Despite recently passing nearly $500 billion in additional taxes on America’s job creators, the White House wants to rehash tax hike proposals to help enable this excessive spending. If the nearly $5 trillion in new and increased taxes called for in the President’s budget are realized, these plans would create a tax regime that would lead to some individuals handing over more than half of their paychecks to the government, and many American businesses doing better off being headquartered overseas.
Main street job creators would be hit with $1.8 trillion in new taxes.
When combined with surtaxes, the President’s budget calls for hiking the individual federal income tax rate up to its highest level since 1986, and the tax increases would hit even more hardworking Americans.
An expanded death tax would force family farms, ranches and other generational businesses to sell off assets to pay an enormous tax bill to Washington.
The proposed increases in the global minimum tax rate and domestic corporate tax rate would give our biggest foreign competitors—like China—the upper hand to undercut America’s ability to fairly compete.
American energy producers and consumers would face $37 billion in increased taxes, which will cut jobs, raise prices at the pump and increase our reliance on foreign oil.
To help collect all these taxes, the budget also requests an astounding $43.2 billion more for the Internal Revenue Service (IRS), in addition to the $80 billion the IRS already received from the Inflation Reduction Act. Concerns with a supersized IRS wasting untold taxpayer dollars auditing hardworking Americans and small businesses have driven my ongoing efforts to protect--in federal law--taxpayers making less than $400,000 from increased audits. Clearly this effort cannot be abandoned, as calls for continued, excessive deficit spending to back increased IRS enforcement continue.
Instead of this failed tax-and-spend strategy, we need pro-growth policies that drive a healthy economy. Building on the success of the Tax Cuts and Jobs Act (TCJA)—which led to one of the strongest economies in generations—is an important part of the solution. TCJA introduced competitive tax rates while broadening the base and putting an end to American companies relocating to countries with lower tax rates. It also led to record-high corporate tax receipts, low unemployment, and higher wages. The President’s budget would do the opposite.

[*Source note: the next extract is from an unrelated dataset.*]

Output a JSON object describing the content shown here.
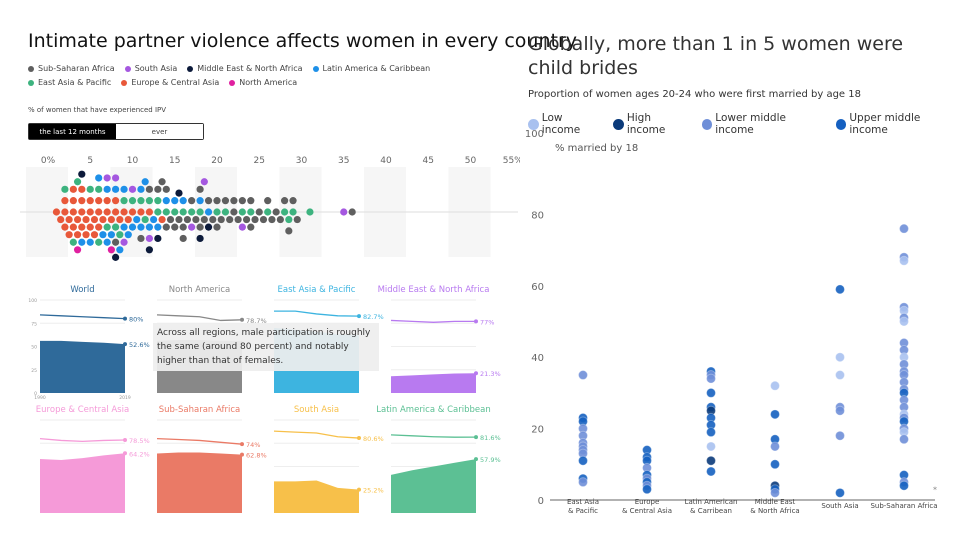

Americans have now experienced well over a year and a half of inflation above 5%. Costs of rent, groceries and services continue to rise. Wages cannot keep up. Last year, the Administration committed to working in a bipartisan fashion to address this serious problem, noting the budget must complement monetary policy. Instead, Democrats rushed a reckless tax-and-spend agenda through Congress rolling out $500 billion of subsidies and hundreds of billions in new tax increases on U.S. job creators. Now, the President sends Congress a budget that clearly shows he intends to do more of the same. The spending binge must stop. We must address our growing deficits in order to put the United States’ finances on a sustainable path.